Tuttavia, il mondo del pallone – anche di provincia, non per forza in palcoscenici ridondanti – è pieno zeppo di aneddoti legati a partite ricordate per capovolgimenti clamorosi e ribaltoni.
Tra queste, ad esempio, un Catanzaro-Pescara datato 9 ottobre 1983. La stagione – paradossalmente – è quella della retrocessione; eppure i giallorossi regalarono al popolo catanzarese una domenica indimenticabile, uno dei pochissimi bagliori in quell’annata culminata col capitombolo in C1, nonostante l’avvicendamento tra Mario Corso e “Mimmo” Renna in panchina.
Quinta giornata di campionato di Serie B, allora. Sui Tre Colli arriva la formazione abruzzese, con la quale – qualche tempo dopo – Edi Bivi avrebbe fatto la storia, dal 1990 al ’94.
E proprio Bivi, attaccante dell’US sale in cattedra con una doppietta, divenendo protagonista.
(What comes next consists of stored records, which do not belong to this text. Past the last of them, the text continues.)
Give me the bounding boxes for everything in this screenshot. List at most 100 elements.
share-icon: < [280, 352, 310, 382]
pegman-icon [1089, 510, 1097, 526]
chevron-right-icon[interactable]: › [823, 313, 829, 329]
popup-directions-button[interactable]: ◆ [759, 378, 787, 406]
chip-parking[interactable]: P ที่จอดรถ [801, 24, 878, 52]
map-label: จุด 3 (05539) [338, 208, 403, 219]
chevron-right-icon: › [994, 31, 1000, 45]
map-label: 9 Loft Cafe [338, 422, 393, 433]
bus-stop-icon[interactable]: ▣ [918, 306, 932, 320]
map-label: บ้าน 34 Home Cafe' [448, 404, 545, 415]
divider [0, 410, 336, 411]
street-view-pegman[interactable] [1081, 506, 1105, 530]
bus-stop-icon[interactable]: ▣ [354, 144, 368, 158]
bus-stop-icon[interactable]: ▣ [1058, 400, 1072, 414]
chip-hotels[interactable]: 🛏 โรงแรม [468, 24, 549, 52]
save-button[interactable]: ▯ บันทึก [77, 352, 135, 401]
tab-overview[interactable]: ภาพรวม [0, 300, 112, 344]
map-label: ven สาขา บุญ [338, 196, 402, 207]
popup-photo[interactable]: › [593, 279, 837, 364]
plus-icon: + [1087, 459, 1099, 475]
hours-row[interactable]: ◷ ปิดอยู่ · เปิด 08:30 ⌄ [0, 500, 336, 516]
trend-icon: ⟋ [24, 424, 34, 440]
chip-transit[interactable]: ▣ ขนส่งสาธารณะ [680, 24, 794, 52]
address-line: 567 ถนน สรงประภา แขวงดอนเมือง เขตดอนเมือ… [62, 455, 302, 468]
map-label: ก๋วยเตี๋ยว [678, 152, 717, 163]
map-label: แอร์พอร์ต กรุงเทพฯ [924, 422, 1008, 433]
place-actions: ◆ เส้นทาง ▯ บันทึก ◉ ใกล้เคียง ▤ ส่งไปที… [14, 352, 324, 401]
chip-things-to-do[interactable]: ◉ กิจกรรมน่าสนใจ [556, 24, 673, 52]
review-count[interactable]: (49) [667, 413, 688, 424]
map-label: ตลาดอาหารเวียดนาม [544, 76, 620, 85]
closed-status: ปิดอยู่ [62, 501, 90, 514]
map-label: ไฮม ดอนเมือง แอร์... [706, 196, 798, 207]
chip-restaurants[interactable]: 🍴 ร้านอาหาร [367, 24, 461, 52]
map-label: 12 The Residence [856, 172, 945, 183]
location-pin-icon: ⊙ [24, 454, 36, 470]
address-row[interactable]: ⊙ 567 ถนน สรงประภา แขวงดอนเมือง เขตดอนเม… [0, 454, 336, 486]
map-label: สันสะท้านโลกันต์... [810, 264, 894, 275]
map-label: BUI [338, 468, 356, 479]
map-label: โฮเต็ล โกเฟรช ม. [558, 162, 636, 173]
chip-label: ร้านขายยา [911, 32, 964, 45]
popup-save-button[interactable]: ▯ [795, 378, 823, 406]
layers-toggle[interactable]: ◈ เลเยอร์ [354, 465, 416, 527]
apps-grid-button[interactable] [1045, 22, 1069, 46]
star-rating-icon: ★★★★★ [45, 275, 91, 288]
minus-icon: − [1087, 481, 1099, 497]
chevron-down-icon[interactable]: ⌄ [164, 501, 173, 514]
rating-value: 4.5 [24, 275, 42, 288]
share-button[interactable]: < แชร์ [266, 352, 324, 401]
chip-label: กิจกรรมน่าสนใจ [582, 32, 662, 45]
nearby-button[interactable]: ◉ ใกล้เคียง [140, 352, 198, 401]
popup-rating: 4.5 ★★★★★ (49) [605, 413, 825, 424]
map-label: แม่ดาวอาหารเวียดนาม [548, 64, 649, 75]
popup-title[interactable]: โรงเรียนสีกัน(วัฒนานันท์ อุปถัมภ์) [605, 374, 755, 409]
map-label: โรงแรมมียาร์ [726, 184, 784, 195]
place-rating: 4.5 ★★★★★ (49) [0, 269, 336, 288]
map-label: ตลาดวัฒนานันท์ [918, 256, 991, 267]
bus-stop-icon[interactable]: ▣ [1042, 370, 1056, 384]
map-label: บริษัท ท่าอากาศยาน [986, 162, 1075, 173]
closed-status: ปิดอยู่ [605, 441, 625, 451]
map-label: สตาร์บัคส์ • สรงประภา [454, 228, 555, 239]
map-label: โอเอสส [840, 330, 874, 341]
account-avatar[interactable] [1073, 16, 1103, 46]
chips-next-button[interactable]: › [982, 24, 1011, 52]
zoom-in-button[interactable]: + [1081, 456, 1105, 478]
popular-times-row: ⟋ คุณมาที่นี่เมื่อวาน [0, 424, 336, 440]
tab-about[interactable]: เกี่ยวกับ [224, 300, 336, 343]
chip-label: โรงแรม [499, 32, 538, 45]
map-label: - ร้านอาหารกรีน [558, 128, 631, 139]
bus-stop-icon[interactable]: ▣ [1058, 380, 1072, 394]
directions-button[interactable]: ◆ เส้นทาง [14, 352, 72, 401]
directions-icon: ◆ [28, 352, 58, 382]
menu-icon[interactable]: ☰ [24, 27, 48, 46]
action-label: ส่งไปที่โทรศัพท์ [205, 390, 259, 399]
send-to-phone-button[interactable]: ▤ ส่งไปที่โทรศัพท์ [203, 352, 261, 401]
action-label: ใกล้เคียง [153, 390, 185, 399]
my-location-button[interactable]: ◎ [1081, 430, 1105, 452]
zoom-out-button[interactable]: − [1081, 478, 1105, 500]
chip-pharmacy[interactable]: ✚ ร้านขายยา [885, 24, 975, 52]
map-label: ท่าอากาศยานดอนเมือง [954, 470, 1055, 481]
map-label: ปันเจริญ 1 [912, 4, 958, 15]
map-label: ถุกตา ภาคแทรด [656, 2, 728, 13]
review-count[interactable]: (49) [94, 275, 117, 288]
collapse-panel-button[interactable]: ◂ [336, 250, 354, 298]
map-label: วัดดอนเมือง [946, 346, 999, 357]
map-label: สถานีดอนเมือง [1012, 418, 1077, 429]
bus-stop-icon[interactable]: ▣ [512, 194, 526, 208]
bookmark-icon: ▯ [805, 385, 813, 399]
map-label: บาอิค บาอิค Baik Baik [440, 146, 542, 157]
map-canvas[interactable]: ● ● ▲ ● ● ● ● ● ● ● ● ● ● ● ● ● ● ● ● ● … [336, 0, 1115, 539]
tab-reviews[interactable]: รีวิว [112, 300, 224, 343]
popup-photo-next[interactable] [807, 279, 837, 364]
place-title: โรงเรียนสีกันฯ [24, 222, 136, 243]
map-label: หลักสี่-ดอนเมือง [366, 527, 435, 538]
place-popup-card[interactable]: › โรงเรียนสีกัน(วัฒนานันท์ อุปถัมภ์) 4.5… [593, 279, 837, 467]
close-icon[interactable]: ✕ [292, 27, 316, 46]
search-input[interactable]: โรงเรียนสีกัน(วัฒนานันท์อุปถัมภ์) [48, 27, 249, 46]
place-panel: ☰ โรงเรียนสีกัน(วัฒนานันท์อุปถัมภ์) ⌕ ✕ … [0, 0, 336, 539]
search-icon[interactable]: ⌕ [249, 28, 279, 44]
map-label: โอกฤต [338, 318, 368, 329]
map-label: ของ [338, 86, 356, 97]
In vantaggio, però, passano gli ospiti con Giorgio Roselli al 13′ (futuro allenatore di Cosenza e Vibonese); a rimettere la gara sui binari della parità, ecco Bivi quindi. La ribalta Pino Lorenzo al 46′, ma Dalla Costa fissa il 2-2.


Ancora Bivi segna al 52′ ma Tacchi, al minuto 83′, scrive il 3-3. Sembra finita, sembra il risultato finale. Ma la sfida vive di tanti altri respiri. Ed è imprevedibile la rete che la decide, perché si tratta di un autogol proprio di Dalla Costa. Finisce 4-3 per il Catanzaro: Bivi finirà la stagione con la consolazione personale d’aver totalizzato ben quattordici gol, piazzandosi secondo nella classifica marcatori.